Few people had a better 2008 than Nate Silver. The 30-year-old numbers whiz fed polling data and election returns into a statistical model he designed, allowing him to call the presidential primaries and the general election with uncanny accuracy and turning his Web site, FiveThirtyEight.com (named for the total number of Electoral College votes) into a must-read for political junkies.
Meanwhile, the system he developed for crunching baseball stats, known as PECOTA, predicted a successful season for the previously horrible Tampa Bay Rays, who went on to make it to the World Series. Silver spoke with Senior Writer Edward Cone about increasing the signal-to-noise ratio in political polling, and the implications of his work for business intelligence.
CIO Insight: A year ago, you were a successful baseball wonk, and now you’re talking politics on national television. How did that happen?
Nate Silver: You have 14 or 15 national survey research firms–all putting out polls in different states–and you have the local pollsters. You have so much information to sort through that someone has to play traffic cop and say this is what we should look at; this is how we can aggregate this information in a way that’s sensible. I felt the same frustration you get with the sports media, with conventional wisdom that doesn’t hold up to scrutiny. That was a lot of it–just wanting to improve the political discourse.
So there was data out there, but you analyzed it in a systematic way.
Silver: We have rules and algorithms set up for dealing with all these different polls. If you get a poll that looks like an outlier, nine times out of 10 you can understand why it came up with the numbers that it did–some weird assumption about turnout, or whatever else. You might have 15 polls that come out and one really weird number that comes out by chance or bad design. Those should be the kind that you disregard, even though they’re interesting and drive the most discussion.
You did your work with pretty limited resources. There was no super-computer in your home office.
Silver: A lot of it is not that complicated. You need a good model, and you need to not take shortcuts. You need to sweat the small stuff. I’ve got a problem-solving approach: My background as an undergrad was in economics, not statistics. I’m not that interested in the numbers for the numbers’ sake, but more in the question: Who’s going to win the presidency? When you are building a model, you have to understand the problem you’re trying to solve.
You didn’t just rely on the numbers. Your team spent time crossing the country to see things for themselves. What can businesses learn from that combination of approaches?
Silver: Sometimes, if you depend purely on the numbers, there’s a kind of inverse selection at work. That applies to things like site selection for a business. A site might look great on paper for retail space, but maybe there’s a porn store across the street, or a murder happened there two years ago. There are negative outliers you have to be very careful of.

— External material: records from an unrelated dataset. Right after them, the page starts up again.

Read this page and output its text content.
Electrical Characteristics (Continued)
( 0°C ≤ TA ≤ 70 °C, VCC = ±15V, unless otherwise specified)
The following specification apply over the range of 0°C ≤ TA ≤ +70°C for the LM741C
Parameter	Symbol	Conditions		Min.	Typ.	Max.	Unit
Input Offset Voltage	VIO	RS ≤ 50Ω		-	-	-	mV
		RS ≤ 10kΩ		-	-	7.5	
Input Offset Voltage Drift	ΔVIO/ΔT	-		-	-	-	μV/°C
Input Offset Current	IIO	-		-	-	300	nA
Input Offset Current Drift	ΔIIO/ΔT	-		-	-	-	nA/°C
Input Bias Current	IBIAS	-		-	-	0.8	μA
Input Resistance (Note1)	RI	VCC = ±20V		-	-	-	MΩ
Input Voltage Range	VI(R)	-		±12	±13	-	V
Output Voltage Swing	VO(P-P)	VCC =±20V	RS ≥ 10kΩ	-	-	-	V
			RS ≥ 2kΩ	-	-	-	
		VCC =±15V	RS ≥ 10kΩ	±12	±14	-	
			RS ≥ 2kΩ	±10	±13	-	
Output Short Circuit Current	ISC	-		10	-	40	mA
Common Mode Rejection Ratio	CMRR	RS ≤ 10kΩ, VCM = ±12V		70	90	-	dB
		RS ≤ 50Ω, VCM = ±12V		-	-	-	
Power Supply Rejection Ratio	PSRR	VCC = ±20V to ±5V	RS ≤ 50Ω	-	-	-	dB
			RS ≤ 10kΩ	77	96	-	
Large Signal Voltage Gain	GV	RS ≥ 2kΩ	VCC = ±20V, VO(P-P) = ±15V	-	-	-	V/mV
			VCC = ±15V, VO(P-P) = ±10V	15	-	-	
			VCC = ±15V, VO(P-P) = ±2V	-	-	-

Getting this right takes a combination of things. You want to be really meticulous, but also keep in mind the big picture: the problem you’re trying to solve. You can’t outsource all this stuff to India.
You could have a million Ph.D.s working on it–people who are very smart–but if they don’t understand the landscape of American politics, or what a baseball player’s career looks like, they won’t get it right. There’s an art to it, as well as a science.
There are a lot of parallels between this kind of political analysis and other areas. I went to a conference about national security, and I could see parallels between predictions in baseball and predictions based on picking up terrorist chatter. And there are overlaps with the way a company like McDonald’s understands its reputation in different countries.
I’m trying to define this science of electoral sabremetrics [statistical analysis used in baseball]. I’m looking at the art and science of forecasting hurricanes, air traffic control, people who predict the future in different ways. What are the commonalities? It’s all driven by data. The art is not in collecting information, but in being able to sort through it and find meaning within all that noise.